Blog

Bukan Akhir, Tapi Awal dari Keajaiban

Sudah hampir tiga tahun sejak aku meninggalkan tanah air untuk menetap dan bekerja di luar negeri. Tapi semakin tinggi aku naik, semakin jelas satu hal dalam hatiku: mg 4d ternyata, puncak bukanlah soal tempat. Tapi soal perasaan diterima, dipahami, dan disyukuri.

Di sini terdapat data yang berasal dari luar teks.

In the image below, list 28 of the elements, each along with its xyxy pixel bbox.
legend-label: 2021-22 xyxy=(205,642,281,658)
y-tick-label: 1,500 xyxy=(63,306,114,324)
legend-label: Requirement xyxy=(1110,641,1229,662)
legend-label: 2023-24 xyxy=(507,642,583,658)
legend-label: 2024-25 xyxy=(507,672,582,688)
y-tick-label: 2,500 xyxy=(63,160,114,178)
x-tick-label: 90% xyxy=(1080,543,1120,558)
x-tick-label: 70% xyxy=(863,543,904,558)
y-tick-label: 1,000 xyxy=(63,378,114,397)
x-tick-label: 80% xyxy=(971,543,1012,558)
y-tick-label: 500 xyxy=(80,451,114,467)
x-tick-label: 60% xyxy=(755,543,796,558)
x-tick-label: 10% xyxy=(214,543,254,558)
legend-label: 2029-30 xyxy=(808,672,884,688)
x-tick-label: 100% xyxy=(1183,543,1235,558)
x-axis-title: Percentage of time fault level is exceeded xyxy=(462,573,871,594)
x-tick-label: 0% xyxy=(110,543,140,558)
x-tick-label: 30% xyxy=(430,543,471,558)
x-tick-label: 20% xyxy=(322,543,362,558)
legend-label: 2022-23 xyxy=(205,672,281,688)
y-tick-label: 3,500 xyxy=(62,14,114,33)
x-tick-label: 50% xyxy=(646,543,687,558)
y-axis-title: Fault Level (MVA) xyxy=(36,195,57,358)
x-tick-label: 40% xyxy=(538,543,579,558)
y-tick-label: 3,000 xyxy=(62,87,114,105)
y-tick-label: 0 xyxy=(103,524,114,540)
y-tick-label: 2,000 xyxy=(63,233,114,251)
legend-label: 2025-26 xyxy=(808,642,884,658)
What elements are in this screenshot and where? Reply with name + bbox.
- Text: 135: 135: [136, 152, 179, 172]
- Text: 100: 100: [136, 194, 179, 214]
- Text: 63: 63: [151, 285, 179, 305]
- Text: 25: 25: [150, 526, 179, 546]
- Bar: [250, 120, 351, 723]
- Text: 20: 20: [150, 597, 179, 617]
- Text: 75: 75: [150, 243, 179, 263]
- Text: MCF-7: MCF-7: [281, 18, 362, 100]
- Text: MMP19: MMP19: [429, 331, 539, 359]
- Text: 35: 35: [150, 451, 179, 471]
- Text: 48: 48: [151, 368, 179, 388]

Dan keheningan malam di negeri orang seringkali justru membuatku makin dekat dengan satu sosok yang dulu sering aku lupakan saat semuanya baik-baik saja:

Tuhan.

Saat Semua Orang Diam, Dia Masih Mendengar

Aku ingat malam-malam saat aku remaja dulu. Duduk di lantai kamar sempit, lampu temaram, suara ibu batuk dari dapur, dan aku menatap langit-langit sambil berbisik pelan:

“Ya Tuhan… kalau Engkau benar ada, tolong jangan biarkan aku hancur.”

Saat itu, tak ada yang menjawab. Tapi hari demi hari berlalu… dan satu per satu doaku dikabulkan, tanpa aku sadari.

Beasiswa datang. Kekuatan untuk bangkit muncul. Orang-orang yang dulu menyakiti… perlahan menghilang dari pikiranku.

Ternyata… Tuhan tak pernah tidur. Dia hanya bekerja dalam diam.

Dari Dendam ke Doa

Dulu, aku sering bertanya: “Kenapa aku?”
Kenapa harus aku yang miskin?
Kenapa harus aku yang ditinggalkan?
Kenapa harus aku yang dihianati?

Tapi kini aku paham.
Tuhan tak pernah pilih kasih.
Yang Dia pilih adalah siapa yang kuat menanggung sakit, karena Dia tahu:
Orang yang paling banyak luka, adalah orang yang paling banyak bisa menyembuhkan.

Kini, saat aku melihat anak-anak beasiswa yang menangis karena diterima sekolah, aku teringat Raka kecil. Dulu dia ingin dibantu… sekarang dia yang membantu.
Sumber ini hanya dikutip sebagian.